Ныне Александр Романович предлагал вернуться к этому документу на новой основе. Граф отлично сознавал, что подобного рода державные заявления, сделанные даже самым категорическим тоном, ничего не будут стоить, ежели их не подкрепить действиями. А первым таким действием должно было стать содержание в водах Восточного океана российской военной эскадры. Вот тут–то и начинались сложности.
Александр Романович поручил своему помощнику Федору Федоровичу Рябову произвести необходимые расчеты. Тот, со свойственной ему обстоятельностью, проделал сию работу, но выводы ее были весьма неутешительные. Постройка на восточных морях даже трех или четырех фрегатов для России издержками своими была бы сравнима с постройкой на европейских водах целого флота. Сверх того, на это требовалось немалое время. Такие выводы заставляли крепко задуматься. И хотя Федор Федорович сообщал, что только за два последних десятилетия возвратившиеся с промысла около сорока российских судов доставили пушнины более чем на триста тысяч рублей каждое, тем не менее содержание военного флота в Восточном океане было весьма накладным и во многом хлопотным делом.
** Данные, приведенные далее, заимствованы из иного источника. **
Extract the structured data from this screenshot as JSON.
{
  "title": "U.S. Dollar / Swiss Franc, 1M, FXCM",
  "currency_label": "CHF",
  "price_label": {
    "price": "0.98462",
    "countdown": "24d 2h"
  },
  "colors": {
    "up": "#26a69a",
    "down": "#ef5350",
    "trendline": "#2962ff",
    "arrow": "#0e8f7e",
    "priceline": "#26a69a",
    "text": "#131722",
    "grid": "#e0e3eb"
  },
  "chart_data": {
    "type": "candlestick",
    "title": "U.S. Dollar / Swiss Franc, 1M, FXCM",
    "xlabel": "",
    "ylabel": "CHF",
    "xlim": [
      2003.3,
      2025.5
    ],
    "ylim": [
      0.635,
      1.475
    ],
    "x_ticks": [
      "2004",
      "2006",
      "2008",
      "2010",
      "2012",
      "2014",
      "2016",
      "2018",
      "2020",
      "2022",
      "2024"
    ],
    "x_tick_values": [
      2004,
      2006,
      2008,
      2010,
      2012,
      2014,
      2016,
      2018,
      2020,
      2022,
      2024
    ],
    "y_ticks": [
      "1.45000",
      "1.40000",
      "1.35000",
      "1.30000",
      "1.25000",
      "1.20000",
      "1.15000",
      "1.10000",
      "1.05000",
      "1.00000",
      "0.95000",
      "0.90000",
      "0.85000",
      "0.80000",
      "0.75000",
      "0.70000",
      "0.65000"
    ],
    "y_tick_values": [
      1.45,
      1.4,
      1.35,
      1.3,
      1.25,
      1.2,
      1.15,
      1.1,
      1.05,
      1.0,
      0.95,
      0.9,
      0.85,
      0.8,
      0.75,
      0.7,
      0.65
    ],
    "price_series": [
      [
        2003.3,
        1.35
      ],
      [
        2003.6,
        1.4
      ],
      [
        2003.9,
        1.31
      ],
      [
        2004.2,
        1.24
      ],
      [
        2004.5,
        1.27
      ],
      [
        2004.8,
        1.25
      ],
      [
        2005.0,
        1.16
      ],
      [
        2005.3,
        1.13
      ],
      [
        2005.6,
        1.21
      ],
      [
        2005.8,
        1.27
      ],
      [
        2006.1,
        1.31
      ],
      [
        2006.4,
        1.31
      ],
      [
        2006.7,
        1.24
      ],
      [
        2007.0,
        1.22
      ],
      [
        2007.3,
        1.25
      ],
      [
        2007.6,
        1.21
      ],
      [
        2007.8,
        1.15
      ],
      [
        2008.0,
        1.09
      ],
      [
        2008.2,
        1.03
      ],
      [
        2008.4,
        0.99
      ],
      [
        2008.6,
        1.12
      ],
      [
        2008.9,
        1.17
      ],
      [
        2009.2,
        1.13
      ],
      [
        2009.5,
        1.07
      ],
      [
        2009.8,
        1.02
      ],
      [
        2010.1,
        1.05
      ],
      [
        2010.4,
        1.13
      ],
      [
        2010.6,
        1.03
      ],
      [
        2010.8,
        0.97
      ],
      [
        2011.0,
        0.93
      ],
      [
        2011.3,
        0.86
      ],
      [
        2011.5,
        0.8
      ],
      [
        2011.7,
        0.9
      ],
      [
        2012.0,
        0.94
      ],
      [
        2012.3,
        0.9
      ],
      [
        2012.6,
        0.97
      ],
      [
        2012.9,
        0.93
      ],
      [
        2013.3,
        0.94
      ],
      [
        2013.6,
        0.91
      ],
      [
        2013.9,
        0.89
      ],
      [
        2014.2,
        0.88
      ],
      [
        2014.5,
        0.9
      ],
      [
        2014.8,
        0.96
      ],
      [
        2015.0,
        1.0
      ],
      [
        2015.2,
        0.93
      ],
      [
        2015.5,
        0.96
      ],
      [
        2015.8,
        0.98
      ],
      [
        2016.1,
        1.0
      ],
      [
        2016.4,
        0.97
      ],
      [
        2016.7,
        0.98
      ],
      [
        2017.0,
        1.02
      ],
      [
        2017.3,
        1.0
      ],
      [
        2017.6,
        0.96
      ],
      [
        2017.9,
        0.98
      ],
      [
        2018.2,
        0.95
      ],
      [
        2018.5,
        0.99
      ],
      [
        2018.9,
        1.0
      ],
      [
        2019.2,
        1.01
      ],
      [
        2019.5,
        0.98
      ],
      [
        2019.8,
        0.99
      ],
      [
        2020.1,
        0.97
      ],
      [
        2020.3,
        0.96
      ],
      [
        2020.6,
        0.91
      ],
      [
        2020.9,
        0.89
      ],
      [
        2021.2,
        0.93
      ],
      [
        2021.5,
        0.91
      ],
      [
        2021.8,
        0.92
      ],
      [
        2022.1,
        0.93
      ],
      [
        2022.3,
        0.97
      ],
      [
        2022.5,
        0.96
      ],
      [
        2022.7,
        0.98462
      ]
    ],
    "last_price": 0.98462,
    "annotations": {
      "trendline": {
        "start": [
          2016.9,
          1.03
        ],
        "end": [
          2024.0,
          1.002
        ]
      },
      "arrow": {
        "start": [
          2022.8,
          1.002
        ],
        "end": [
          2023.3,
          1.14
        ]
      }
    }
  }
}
С хоров грянула музыка. Безбородко положил салфетку и поднялся с Воронцовым из–за стола. Они прошли к окну и встали в глубокой нише, скрытые плотной шторой.
Безбородко поднял на графа умные, с грустинкой, малороссийские глаза. Жадные его губы гурмана приняли столь строгую форму, что трудно было поверить: он, а не кто иной, минуту назад хлопотал над божественным паштетом лукавого гасконца.
— Я внимательно слушаю вас, Александр Романович, — сказал Безбородко.
Граф понял, что секретарь императрицы уже обдумал сказанное и ждет продолжения.
— Я полагаю, — начал Воронцов, — в нынешних благоприятных условиях необходимо вернуться к нашей записке, подготовленной на высочайшее имя.
Подбородок Безбородко утонул в пышном жабо. Он слушал, но лицо его не выражало ничего. Веки были полуопущены.
— Я бы никогда не заговорил об этом, — продолжал ровным и звучным голосом граф, — ежели бы не были так очевидны успехи державы в Европе.
В лице секретаря императрицы по–прежнему не дрогнула и жилка.
Воронцов изменил тон. Голос его зазвучал более интимно:
— С вашего позволения, я разрешил себе пустить пробный шар и попросил своего помощника написать письмо иркутскому губернатору господину Пилю.
Веки Безбородко дрогнули и приподнялись.
— Да, да, — оживился граф, — господину Пилю.
И Воронцов кратко пересказал письмо Федора Федоровича о преимуществах компанейского содержания заморских земель перед коронным управлением. То есть то, что губернатор Пиль высказал Ивану Ларионовичу Голикову, вызвав у того столь бурно проявленное удовлетворение. Затрепетавшие веки секретаря императрицы и некое едва приметное выражение, промелькнувшее по лицу, несомненно сказали, что при этих словах и он испытал чувство удовлетворения.